The Afghans have been waiting for days for Pakistani officials to let them through the border amid fresh fighting between the two countries. Several Pakistanis, including women ⁠and children, were wounded in South Waziristan district by mortar shelling in a ⁠fresh round of attacks from Afghanistan on Wednesday, Pakistan said.

"We never imagined that one day we would be asked to leave," Bibi said, adding she had never been to Afghanistan. 

"We are going back with broken hearts," she told Reuters, sitting in a temporary camp set up for the refugees ‌at the Torkham border crossing in northwest Pakistan. 

She said she was worried about her children's well-being, ⁠their safety and their education once they were back in Afghanistan. ‌She has five sons and two daughters.

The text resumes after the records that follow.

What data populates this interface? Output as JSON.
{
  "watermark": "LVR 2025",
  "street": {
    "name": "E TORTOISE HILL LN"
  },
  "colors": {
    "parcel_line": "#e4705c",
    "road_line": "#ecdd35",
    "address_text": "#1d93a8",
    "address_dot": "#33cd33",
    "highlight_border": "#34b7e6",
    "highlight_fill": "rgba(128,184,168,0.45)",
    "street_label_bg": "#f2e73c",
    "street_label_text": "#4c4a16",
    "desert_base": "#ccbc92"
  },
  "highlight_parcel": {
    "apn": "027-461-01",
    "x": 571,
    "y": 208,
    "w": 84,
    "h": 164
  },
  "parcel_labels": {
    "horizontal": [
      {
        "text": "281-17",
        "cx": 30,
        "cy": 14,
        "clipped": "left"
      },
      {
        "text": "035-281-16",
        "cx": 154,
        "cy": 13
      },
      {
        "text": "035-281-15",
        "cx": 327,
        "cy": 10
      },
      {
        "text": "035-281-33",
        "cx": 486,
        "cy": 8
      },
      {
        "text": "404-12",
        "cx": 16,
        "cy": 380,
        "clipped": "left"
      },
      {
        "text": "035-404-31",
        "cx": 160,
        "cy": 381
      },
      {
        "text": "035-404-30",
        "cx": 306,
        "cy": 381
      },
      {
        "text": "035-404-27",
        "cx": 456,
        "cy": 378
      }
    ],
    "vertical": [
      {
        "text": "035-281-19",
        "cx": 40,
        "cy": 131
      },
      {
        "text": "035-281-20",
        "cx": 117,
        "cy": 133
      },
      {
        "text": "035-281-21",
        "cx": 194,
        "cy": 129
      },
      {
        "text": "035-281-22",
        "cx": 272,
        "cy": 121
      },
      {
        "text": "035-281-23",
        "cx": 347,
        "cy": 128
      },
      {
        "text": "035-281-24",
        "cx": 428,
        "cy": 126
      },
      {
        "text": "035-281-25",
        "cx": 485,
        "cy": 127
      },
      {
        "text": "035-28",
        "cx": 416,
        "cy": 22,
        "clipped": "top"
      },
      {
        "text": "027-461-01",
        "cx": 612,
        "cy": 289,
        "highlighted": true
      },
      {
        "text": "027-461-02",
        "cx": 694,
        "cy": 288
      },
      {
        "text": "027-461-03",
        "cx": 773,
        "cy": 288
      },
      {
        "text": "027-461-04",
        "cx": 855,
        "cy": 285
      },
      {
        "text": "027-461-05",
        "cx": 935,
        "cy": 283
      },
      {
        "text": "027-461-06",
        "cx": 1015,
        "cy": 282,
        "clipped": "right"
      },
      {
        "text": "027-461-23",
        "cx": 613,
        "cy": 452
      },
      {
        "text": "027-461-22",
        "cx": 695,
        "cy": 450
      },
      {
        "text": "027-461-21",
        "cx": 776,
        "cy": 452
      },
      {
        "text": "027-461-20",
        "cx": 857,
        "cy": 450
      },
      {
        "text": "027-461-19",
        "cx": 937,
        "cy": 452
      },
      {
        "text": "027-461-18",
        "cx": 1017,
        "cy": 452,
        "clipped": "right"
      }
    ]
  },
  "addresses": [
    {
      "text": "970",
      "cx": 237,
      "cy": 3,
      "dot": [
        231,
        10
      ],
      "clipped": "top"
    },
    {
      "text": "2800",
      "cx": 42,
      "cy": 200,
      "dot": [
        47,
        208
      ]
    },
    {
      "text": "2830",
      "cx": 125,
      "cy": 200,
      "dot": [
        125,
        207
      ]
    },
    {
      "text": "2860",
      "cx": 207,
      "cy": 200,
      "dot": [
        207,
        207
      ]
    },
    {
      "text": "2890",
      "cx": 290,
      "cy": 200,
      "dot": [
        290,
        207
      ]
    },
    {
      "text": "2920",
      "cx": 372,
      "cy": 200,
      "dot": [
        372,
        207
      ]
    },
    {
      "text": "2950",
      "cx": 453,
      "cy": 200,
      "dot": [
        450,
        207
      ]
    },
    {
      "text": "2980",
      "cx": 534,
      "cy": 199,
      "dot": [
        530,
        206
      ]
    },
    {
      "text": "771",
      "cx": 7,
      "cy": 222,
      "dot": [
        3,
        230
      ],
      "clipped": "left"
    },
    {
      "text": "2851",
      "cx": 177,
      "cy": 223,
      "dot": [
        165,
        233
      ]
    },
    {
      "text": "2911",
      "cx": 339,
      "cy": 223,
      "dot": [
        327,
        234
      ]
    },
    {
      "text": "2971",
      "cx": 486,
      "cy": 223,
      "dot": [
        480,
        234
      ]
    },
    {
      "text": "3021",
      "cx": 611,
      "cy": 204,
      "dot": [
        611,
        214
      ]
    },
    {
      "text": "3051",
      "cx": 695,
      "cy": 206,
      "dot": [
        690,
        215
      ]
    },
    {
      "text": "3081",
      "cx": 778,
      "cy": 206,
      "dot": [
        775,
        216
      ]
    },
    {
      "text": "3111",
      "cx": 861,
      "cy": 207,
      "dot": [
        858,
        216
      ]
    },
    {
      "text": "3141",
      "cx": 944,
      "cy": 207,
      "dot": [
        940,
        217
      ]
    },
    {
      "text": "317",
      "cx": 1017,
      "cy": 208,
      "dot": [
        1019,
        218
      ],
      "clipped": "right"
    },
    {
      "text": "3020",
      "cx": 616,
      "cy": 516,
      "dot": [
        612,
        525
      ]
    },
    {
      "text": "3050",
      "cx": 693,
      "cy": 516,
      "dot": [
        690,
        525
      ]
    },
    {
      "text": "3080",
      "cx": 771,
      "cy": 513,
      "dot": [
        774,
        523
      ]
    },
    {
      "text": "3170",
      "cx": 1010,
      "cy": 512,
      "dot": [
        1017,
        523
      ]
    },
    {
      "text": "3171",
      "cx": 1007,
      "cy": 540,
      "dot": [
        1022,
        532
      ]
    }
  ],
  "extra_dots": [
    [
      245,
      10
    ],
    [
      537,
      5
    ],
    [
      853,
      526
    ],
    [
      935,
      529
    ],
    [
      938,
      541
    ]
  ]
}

"What hurts me most ​is the lack of educational opportunities for my children in Afghanistan."   

Her father was just 17 when he migrated to Pakistan, Bibi said.

REFUGEES' PLIGHT MADE WORSE BY FIGHTING

Pakistan and Afghanistan have seen the ‌worst fighting this year since the Taliban took over in Kabul ​in 2021.

Islamabad says Kabul gives refuge to ⁠Islamist militants who attack inside Pakistan. Afghanistan denies this, saying the militancy is ‌Pakistan's domestic problem.

Long queues of trucks loaded with ⁠the refugees and their luggage have been stationed on both sides of the road leading to the border crossing. 

Burhan Khan, 24, said he and his family had been waiting at the crossing for ​over 12 days. Others have waited ‌even longer, he said.  

Khan feared the fighting between the two countries would make it worse for ⁠the refugees.  

"Women and children have been sitting inside ​the vehicles for nearly two weeks," he said.